Vu la procédure suivante :
Par une requête, enregistrée le 10 mars 2020, Mme A, représentée par Me Surjous, demande au tribunal :
1°) d'annuler l'arrêté du 13 janvier 2020 par lequel le maire de la commune de Montrouge a prolongé son congé longue maladie, à titre conservatoire, à compter du 4 janvier 2020, dans l'attente de l'étude de poste à effectuer pour l'affecter sur un poste adapté à son état de santé ;
2°) d'enjoindre à la commune de Montrouge de la placer en mi-temps thérapeutique à compter du 4 janvier 2020, dans un délai de quinze jours à compter de la notification du jugement à intervenir, ou, à défaut, de réexaminer sa situation ;
3°) de mettre à la charge de l'Etat la somme de 1 000 euros au titre de l'article L. 761-1 du code de justice administrative.
Vu les autres pièces du dossier.
Vu le code de justice administrative.
Considérant ce qui suit :
1. Aux termes de l'article R. 222-1 du code de justice administrative : " () les présidents de formation de jugement des tribunaux et des cours () peuvent, par ordonnance : / 1° Donner acte des désistements ; / () ".

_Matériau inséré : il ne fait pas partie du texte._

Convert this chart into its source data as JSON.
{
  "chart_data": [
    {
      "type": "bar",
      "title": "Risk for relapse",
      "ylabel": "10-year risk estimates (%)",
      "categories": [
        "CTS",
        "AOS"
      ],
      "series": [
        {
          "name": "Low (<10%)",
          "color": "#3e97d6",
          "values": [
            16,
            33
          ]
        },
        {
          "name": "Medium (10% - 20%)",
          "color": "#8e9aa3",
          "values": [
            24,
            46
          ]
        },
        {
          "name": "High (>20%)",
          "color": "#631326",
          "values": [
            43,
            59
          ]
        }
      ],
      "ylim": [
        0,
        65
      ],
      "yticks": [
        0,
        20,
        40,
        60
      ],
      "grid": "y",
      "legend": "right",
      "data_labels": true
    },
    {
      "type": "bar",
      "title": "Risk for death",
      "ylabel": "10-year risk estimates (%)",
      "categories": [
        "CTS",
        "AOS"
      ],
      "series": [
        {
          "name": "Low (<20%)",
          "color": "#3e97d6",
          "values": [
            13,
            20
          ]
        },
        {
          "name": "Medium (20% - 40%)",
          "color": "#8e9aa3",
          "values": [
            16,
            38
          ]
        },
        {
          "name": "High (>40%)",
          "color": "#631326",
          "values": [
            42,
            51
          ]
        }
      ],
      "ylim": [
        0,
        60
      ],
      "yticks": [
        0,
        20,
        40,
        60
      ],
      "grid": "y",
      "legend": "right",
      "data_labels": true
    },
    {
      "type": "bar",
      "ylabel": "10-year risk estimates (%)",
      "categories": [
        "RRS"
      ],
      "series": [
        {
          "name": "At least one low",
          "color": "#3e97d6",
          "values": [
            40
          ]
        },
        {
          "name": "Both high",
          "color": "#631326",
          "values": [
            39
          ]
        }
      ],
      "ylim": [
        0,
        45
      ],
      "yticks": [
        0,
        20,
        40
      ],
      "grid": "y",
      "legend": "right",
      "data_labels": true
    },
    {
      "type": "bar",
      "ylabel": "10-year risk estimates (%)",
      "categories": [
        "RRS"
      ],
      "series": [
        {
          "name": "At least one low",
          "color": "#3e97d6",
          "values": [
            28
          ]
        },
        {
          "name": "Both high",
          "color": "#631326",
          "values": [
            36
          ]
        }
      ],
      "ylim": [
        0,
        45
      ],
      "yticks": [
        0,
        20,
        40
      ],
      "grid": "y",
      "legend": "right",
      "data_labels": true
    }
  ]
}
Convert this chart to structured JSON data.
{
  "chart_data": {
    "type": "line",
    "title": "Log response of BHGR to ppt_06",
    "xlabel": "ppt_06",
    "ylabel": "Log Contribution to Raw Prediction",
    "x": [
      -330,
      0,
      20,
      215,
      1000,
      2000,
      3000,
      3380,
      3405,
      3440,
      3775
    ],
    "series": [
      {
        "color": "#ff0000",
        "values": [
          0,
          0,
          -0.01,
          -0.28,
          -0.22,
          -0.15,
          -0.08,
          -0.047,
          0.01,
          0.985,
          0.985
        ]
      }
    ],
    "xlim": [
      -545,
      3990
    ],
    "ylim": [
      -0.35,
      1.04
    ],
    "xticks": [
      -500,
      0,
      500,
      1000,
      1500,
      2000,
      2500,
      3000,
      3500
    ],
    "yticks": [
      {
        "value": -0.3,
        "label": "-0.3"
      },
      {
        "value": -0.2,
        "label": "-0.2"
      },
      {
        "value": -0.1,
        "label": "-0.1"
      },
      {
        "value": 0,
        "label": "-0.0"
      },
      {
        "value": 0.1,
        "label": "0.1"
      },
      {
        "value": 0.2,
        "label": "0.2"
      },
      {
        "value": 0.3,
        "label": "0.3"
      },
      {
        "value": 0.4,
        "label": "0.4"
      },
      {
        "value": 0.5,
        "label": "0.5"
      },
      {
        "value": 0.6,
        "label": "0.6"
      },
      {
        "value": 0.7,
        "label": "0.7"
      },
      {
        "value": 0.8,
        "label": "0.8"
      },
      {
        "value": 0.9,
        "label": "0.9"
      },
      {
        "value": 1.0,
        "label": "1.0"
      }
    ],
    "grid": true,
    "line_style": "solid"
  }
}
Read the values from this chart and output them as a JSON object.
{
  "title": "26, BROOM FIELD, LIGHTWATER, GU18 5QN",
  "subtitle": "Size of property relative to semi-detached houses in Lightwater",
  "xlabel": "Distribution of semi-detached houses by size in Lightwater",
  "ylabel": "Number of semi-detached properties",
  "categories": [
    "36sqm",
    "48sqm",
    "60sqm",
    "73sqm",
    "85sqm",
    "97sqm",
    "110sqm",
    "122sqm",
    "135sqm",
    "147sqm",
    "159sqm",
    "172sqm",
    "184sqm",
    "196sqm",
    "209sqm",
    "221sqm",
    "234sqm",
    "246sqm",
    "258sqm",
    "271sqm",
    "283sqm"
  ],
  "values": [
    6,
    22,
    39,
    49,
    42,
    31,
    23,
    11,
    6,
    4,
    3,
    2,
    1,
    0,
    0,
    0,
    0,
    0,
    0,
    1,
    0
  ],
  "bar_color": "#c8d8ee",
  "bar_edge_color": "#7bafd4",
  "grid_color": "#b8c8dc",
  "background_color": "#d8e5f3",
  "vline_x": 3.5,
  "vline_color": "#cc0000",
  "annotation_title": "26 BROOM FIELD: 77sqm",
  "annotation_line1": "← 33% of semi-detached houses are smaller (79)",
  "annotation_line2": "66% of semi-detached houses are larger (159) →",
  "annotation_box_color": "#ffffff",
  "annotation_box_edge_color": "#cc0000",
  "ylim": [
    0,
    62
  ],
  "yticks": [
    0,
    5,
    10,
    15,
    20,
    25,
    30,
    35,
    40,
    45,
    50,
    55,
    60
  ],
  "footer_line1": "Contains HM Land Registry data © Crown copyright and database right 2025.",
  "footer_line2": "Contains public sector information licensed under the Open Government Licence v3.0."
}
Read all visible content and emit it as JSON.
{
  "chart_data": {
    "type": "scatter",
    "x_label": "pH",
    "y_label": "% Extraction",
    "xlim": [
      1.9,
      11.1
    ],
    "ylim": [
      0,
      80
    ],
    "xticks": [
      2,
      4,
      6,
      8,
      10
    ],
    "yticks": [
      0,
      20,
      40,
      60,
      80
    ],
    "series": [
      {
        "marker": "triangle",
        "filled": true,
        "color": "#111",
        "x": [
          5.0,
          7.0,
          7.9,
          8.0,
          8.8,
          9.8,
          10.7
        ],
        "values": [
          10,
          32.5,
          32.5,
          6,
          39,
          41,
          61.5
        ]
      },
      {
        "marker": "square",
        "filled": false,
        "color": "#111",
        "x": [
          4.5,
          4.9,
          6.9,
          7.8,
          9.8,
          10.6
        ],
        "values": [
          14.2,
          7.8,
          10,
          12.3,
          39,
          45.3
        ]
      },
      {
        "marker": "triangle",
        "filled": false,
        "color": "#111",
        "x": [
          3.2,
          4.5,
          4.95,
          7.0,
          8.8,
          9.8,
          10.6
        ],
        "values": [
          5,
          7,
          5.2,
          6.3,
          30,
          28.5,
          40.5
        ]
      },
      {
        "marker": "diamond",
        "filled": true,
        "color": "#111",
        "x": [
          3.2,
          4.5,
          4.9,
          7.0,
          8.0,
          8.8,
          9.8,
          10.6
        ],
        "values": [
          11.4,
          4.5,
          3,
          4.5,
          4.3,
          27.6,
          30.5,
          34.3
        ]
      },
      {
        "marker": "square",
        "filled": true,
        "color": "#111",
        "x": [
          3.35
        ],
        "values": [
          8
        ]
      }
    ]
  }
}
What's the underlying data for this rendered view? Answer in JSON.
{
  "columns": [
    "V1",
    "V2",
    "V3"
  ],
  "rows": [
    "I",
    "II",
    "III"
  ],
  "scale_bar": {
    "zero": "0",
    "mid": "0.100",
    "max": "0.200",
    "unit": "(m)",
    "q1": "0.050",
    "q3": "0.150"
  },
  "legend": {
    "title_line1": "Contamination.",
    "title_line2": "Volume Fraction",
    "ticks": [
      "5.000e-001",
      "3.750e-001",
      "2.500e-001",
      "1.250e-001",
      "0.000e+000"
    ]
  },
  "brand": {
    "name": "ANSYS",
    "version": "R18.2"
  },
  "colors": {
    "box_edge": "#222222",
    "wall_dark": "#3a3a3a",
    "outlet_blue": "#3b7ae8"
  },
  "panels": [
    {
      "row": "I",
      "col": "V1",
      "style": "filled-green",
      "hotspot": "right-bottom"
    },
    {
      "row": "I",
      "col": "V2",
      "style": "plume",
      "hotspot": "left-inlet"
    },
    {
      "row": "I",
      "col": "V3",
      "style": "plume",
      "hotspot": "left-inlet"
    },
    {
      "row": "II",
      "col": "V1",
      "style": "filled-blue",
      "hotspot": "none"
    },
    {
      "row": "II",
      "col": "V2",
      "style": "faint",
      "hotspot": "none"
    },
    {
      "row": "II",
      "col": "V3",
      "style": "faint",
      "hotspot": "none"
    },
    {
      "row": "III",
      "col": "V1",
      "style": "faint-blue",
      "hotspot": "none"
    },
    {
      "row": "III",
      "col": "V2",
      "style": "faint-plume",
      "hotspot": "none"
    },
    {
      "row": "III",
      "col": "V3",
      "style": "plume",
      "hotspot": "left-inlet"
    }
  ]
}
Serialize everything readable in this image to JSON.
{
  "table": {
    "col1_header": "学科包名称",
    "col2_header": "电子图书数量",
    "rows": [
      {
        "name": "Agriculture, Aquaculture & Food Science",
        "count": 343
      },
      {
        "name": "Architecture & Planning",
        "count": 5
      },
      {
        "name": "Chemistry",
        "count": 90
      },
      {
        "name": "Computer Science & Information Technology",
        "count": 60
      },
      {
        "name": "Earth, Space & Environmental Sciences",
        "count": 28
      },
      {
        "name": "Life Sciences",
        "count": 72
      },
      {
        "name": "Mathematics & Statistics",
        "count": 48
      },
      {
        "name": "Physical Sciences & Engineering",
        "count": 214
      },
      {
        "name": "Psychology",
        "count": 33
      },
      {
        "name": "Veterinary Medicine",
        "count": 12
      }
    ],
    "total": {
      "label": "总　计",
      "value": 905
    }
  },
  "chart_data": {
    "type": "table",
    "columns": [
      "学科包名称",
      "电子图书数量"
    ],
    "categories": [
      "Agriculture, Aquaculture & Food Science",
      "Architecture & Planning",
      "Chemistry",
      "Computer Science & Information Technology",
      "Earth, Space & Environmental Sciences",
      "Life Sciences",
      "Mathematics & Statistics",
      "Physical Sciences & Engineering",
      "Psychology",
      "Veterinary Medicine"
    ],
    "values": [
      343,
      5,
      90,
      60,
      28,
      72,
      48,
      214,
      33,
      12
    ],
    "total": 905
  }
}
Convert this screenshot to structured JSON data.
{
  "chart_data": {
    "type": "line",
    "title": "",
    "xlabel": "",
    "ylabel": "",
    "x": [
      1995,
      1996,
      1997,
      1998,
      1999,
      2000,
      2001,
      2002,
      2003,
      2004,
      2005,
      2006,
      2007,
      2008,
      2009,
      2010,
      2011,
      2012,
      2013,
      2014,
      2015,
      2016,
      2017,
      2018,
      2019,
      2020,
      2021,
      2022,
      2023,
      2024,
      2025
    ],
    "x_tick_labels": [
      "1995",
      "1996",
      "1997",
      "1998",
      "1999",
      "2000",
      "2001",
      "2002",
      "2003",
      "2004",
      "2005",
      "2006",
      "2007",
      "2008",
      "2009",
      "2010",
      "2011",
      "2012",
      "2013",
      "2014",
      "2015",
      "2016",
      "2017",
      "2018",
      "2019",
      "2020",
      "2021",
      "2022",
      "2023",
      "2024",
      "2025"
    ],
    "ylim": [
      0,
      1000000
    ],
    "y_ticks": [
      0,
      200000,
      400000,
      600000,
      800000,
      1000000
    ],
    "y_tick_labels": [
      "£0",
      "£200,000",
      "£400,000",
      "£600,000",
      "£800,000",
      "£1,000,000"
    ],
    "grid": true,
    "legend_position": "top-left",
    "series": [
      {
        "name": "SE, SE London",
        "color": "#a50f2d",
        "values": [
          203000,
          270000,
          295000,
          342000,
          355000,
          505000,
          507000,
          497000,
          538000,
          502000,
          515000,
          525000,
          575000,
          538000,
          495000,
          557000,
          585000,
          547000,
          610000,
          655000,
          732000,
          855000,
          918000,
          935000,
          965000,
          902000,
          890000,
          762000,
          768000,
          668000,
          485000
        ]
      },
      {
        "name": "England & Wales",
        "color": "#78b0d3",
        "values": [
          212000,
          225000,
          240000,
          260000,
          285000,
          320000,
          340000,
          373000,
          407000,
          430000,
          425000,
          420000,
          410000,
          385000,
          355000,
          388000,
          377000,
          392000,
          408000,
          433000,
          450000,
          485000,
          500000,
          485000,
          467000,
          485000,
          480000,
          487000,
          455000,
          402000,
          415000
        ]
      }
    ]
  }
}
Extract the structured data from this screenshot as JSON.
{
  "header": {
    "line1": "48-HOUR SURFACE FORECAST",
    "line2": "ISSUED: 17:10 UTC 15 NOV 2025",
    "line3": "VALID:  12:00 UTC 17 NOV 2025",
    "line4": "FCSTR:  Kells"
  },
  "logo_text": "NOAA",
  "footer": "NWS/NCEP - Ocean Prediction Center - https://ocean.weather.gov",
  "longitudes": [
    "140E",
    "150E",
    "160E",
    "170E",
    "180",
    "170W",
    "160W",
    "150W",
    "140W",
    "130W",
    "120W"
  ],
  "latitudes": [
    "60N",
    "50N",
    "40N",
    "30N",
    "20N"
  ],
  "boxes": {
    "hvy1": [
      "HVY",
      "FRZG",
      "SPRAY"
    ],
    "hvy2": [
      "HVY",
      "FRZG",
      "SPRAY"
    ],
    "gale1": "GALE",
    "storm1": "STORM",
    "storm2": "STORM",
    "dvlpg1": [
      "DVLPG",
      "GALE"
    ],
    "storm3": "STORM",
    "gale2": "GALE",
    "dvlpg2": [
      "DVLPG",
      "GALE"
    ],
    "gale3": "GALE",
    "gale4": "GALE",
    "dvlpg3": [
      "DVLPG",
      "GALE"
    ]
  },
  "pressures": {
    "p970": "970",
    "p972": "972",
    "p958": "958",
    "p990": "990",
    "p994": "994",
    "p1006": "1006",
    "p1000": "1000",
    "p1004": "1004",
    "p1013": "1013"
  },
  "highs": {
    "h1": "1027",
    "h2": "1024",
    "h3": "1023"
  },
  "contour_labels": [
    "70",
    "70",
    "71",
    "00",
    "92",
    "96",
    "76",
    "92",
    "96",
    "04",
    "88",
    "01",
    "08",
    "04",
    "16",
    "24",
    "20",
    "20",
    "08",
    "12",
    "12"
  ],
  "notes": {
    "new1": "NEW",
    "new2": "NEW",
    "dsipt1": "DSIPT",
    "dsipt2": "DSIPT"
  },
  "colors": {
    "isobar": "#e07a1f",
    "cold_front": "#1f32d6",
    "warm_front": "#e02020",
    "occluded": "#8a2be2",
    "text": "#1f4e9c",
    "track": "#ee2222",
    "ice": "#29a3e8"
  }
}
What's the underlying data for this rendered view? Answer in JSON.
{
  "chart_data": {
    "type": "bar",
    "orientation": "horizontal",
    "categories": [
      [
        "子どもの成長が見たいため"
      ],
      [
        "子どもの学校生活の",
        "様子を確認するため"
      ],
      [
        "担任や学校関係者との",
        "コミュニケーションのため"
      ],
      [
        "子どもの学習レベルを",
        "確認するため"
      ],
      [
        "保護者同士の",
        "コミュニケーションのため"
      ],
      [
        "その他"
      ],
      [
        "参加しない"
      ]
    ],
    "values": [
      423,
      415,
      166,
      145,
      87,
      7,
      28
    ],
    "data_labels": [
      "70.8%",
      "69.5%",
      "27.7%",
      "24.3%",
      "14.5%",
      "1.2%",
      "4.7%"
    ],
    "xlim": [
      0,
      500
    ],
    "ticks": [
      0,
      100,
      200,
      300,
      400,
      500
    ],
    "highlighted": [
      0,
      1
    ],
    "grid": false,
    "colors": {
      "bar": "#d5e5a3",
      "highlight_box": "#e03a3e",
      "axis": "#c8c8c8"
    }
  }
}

2. Aux termes de l'article R. 612-5-2 du même code : " En cas de rejet d'une demande de suspension présentée sur le fondement de l'article L. 521-1 au motif qu'il n'est pas fait état d'un moyen propre à créer, en l'état de l'instruction, un doute sérieux quant à la légalité de la décision, il appartient au requérant, sauf lorsqu'un pourvoi en cassation est exercé contre l'ordonnance rendue par le juge des référés, de confirmer le maintien de sa requête à fin d'annulation ou de réformation dans un délai d'un mois à compter de la notification de ce rejet. A défaut, le requérant est réputé s'être désisté. / Dans le cas prévu au premier alinéa, la notification de l'ordonnance de rejet mentionne qu'à défaut de confirmation du maintien de sa requête dans le délai d'un mois, le requérant est réputé s'être désisté. ".
3. Par une ordonnance du 24 mars 2020 enregistrée sous le n° 2003564, notifiée via l'application Télérecours à Mme A qui en a pris connaissance le jour même à 11 heures 55, le juge des référés a rejeté sa requête au motif qu'aucun des moyens soulevés n'était propre à créer, en l'état de l'instruction, de doute sérieux quant à la légalité de la décision attaquée. La notification de cette ordonnance a informé Mme A, en application des dispositions précitées de l'article R. 612-5-2 du code de justice administrative, qu'à défaut de maintien de sa requête en annulation dans le délai d'un mois, elle serait réputée s'en être désistée.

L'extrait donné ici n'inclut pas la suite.